In 1357, an institution was established in the somewhat isolated island of Santi Cristoforo e Onorio; but the outfit closed a few years later.

By the 16th-century, the monastery of Santa Maria Maddalena had been erected in the island of Giudecca, but this convent was under the strict Order of St Augustine, and many women were not amenable to that cloistered lifestyle, which included vows of silence.

In 1703, the Venetian patriarch, later cardinal, Giovanni Alberto Badoer gained approval of the Council of Ten to create this charitable institution. In this regard, he was helped by the funding of aristocrat Elisabetta Rossi and the drive of priest Rinaldo Bellini, member of the Oratorian Order of St Phillip Neri. The creation of more secular institutions of the faithful was also more aligned with the Oratorian aims.

For a few years, the charity was housed in Castello, but by 1705 had moved to this site, on the bank across from the church of San Giobbe. A donation in 1725 by the noblewoman Marina Priuli da Lezze, allowed construction to expand.
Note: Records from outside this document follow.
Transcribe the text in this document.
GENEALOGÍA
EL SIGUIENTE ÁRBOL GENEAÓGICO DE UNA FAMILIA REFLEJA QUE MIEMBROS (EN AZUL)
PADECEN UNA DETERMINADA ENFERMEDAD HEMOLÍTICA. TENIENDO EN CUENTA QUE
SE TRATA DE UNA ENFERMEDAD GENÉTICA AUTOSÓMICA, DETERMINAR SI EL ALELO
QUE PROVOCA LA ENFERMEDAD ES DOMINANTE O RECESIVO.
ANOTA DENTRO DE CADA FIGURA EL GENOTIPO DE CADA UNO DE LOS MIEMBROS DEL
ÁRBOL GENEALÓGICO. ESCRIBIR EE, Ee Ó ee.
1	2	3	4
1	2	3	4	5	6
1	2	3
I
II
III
Among further donors over the next century are the Patriarch Piero Barbarigo, noblewoman Marina Nani Donado, Gaetano De Menego, and Gaspare Caffre.

The rules of the institution required the entrants to be between 12 and 30 years, living in Venice at least a year, healthy in mind and body, not pregnant, and have withdrawn from prostitution for at least three months. With Napoleonic rule, this institution was suppressed and the inhabitants moved to the Ospissio del Socorso in Dorsoduro. The building served after the war to house women fleeing from areas formerly under Italian occupation in Africa and Yugoslavia.

The complex consists of a church, located on the canal, and two lengthy wings housing the women with two interior courtyards. The original design was completed by Giorgio Massari by 1725. The wings were completed in three stories from 1730 to 1738, but the church facade was never completed and superior portions remain in brick. The buildings are presently under restoration, with plans to create a hospice for the elderly.